Some of the most prestigious estates continue to exist, but over the next decades most of the grand estates were sliced up and sold off – and domestic service shrivelled away.
As the religious holiday faded, the joy of honouring mothers (real mothers, that is) grew.
So as Mothering Sunday faded, Mother’s Day grew stronger.
It was helped by the arrival of Mother’s Day in the USA, which was the invention of Anna Jarvis in 1908 specifically as a way of honouring mothers.
The day was so popular that in 1914 it was made a national holiday in the USA.
A Moveable Date
There is one vestige of the religious connection to Lent that continues in the UK, and that is that Mother’s Day is not on the same Sunday each year.

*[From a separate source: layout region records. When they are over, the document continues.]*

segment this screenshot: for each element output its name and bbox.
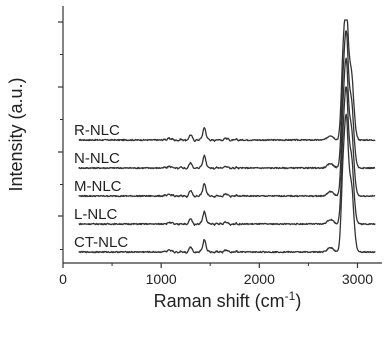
x-tick-label: 0 <box>59 271 67 287</box>
series-labels: R-NLC N-NLC M-NLC L-NLC CT-NLC <box>74 122 128 251</box>
x-tick-label: 2000 <box>244 271 275 287</box>
series-line <box>78 19 376 142</box>
traces <box>78 19 376 254</box>
series-line <box>78 30 376 170</box>
y-ticks <box>58 21 63 250</box>
series-label: R-NLC <box>74 122 120 139</box>
x-tick-label: 3000 <box>342 271 373 287</box>
plot-frame <box>62 6 382 264</box>
series-label: L-NLC <box>74 206 118 223</box>
x-tick-label: 1000 <box>146 271 177 287</box>
series-line <box>78 113 376 254</box>
series-line <box>78 86 376 226</box>
x-axis-title-close: ) <box>295 291 301 311</box>
x-ticks: 0 1000 2000 3000 <box>59 263 373 287</box>
series-label: CT-NLC <box>74 234 128 251</box>
x-axis-title-main: Raman shift (cm <box>154 291 285 311</box>
series-line <box>78 57 376 198</box>
series-label: N-NLC <box>74 150 120 167</box>
x-axis-title: Raman shift (cm-1) <box>154 289 302 311</box>
y-axis-title: Intensity (a.u.) <box>6 77 26 191</box>
series-label: M-NLC <box>74 178 122 195</box>
x-axis-title-sup: -1 <box>285 289 296 303</box>
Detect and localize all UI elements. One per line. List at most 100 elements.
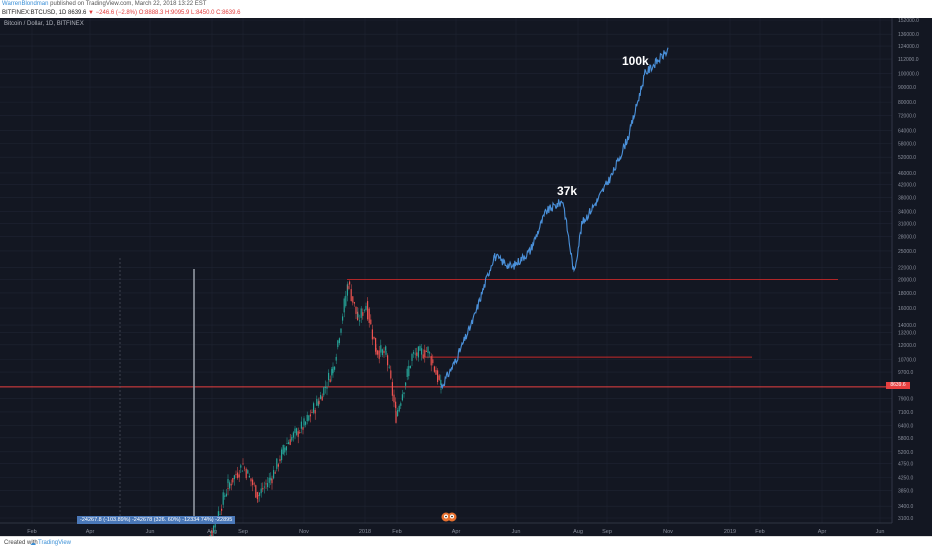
y-tick-label: 136000.0 [898, 32, 919, 38]
chart-header: WarrenBlondman published on TradingView.… [0, 0, 932, 18]
y-tick-label: 124000.0 [898, 44, 919, 50]
candle-body [286, 446, 287, 450]
last-price: 8639.6 [68, 10, 86, 16]
candle-body [402, 394, 403, 400]
candle-body [328, 373, 329, 380]
price-change: ▼ −246.6 (−2.8%) [88, 10, 137, 16]
y-tick-label: 4250.0 [898, 476, 914, 482]
y-tick-label: 9700.0 [898, 370, 914, 376]
y-tick-label: 18000.0 [898, 291, 916, 297]
candle-body [302, 427, 303, 429]
candle-body [311, 412, 312, 413]
candle-body [301, 422, 302, 429]
candle-body [339, 338, 340, 343]
candle-body [330, 379, 331, 382]
candle-body [397, 410, 398, 416]
x-tick-label: Jun [512, 529, 521, 535]
candle-body [385, 351, 386, 355]
candle-body [424, 350, 425, 358]
candle-body [439, 375, 440, 380]
x-tick-label: Nov [299, 529, 309, 535]
candle-body [370, 320, 371, 325]
candle-body [270, 478, 271, 481]
candle-body [431, 356, 432, 365]
candle-body [359, 320, 360, 321]
candle-body [213, 526, 214, 532]
candle-body [242, 471, 243, 472]
publish-text: published on TradingView.com, March 22, … [50, 1, 206, 7]
candle-body [223, 492, 224, 504]
candle-body [387, 355, 388, 365]
candle-body [427, 347, 428, 353]
candle-body [342, 316, 343, 320]
candle-body [275, 472, 276, 473]
candle-body [389, 367, 390, 368]
author-link[interactable]: WarrenBlondman [2, 1, 48, 7]
candle-body [432, 359, 433, 363]
x-tick-label: Apr [452, 529, 461, 535]
candle-body [231, 484, 232, 486]
candle-body [298, 431, 299, 437]
candle-body [434, 366, 435, 371]
candle-body [273, 470, 274, 478]
candle-body [247, 470, 248, 473]
y-tick-label: 3400.0 [898, 504, 914, 510]
candle-body [357, 314, 358, 318]
y-tick-label: 28000.0 [898, 234, 916, 240]
candle-body [393, 395, 394, 403]
publish-info: WarrenBlondman published on TradingView.… [2, 1, 206, 7]
annotation-100k: 100k [622, 54, 649, 68]
candle-body [405, 383, 406, 386]
candle-body [344, 299, 345, 313]
candle-body [415, 354, 416, 355]
candle-body [257, 495, 258, 496]
candle-body [237, 473, 238, 479]
candle-body [293, 432, 294, 437]
candle-body [403, 393, 404, 394]
x-tick-label: Jun [146, 529, 155, 535]
candle-body [392, 382, 393, 396]
candle-body [440, 380, 441, 385]
x-tick-label: Sep [238, 529, 248, 535]
candle-body [246, 469, 247, 478]
candle-body [278, 464, 279, 466]
y-tick-label: 7100.0 [898, 410, 914, 416]
x-tick-label: Feb [755, 529, 764, 535]
x-tick-label: 2018 [359, 529, 371, 535]
candle-body [351, 289, 352, 301]
candle-body [377, 350, 378, 354]
candle-body [325, 386, 326, 388]
x-tick-label: Aug [573, 529, 583, 535]
candle-body [310, 414, 311, 416]
candle-body [242, 463, 243, 464]
candle-body [395, 411, 396, 423]
candle-body [281, 450, 282, 461]
candle-body [411, 354, 412, 361]
candle-body [390, 370, 391, 378]
candle-body [291, 437, 292, 441]
candle-body [419, 346, 420, 351]
candle-body [322, 396, 323, 400]
candle-body [362, 312, 363, 316]
candle-body [283, 445, 284, 454]
candle-body [261, 489, 262, 494]
candle-body [354, 302, 355, 304]
candle-body [423, 354, 424, 358]
price-chart[interactable]: 152000.0136000.0124000.0112000.0100000.0… [0, 18, 932, 536]
candle-body [361, 308, 362, 317]
candle-body [215, 524, 216, 527]
measure-tool-label: -24267.8 (-103.89%) -242678 (326. 60%) -… [77, 516, 235, 524]
tradingview-emoji-icon [441, 512, 457, 522]
candle-body [229, 482, 230, 488]
candle-body [276, 458, 277, 468]
candle-body [429, 352, 430, 353]
x-tick-label: 2019 [724, 529, 736, 535]
x-tick-label: Apr [86, 529, 95, 535]
candle-body [334, 367, 335, 370]
chart-symbol-label: Bitcoin / Dollar, 1D, BITFINEX [4, 21, 84, 27]
y-tick-label: 46000.0 [898, 171, 916, 177]
tradingview-brand-link[interactable]: TradingView [38, 540, 71, 546]
candle-body [418, 347, 419, 358]
y-tick-label: 90000.0 [898, 85, 916, 91]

Last year in the UK, Mother’s Day was on the 11th of March, whereas this year (2019) it falls on the 31st of March.
The reason it moves from year to year is that Mothering Sunday follows the religious liturgical year.
While our secular year is based on the sun’s cycle, the religious liturgical year follows a combination of the sun’s cycle and the moon’s cycle. And a lunar calendar has only 354 days in a year.
Therefore the date of Easter moves forwards and backwards relative to the secular calendar. So, because Lent is connected to Easter, so Mothering Sunday (and now, Mother’s Day) moves from year to year.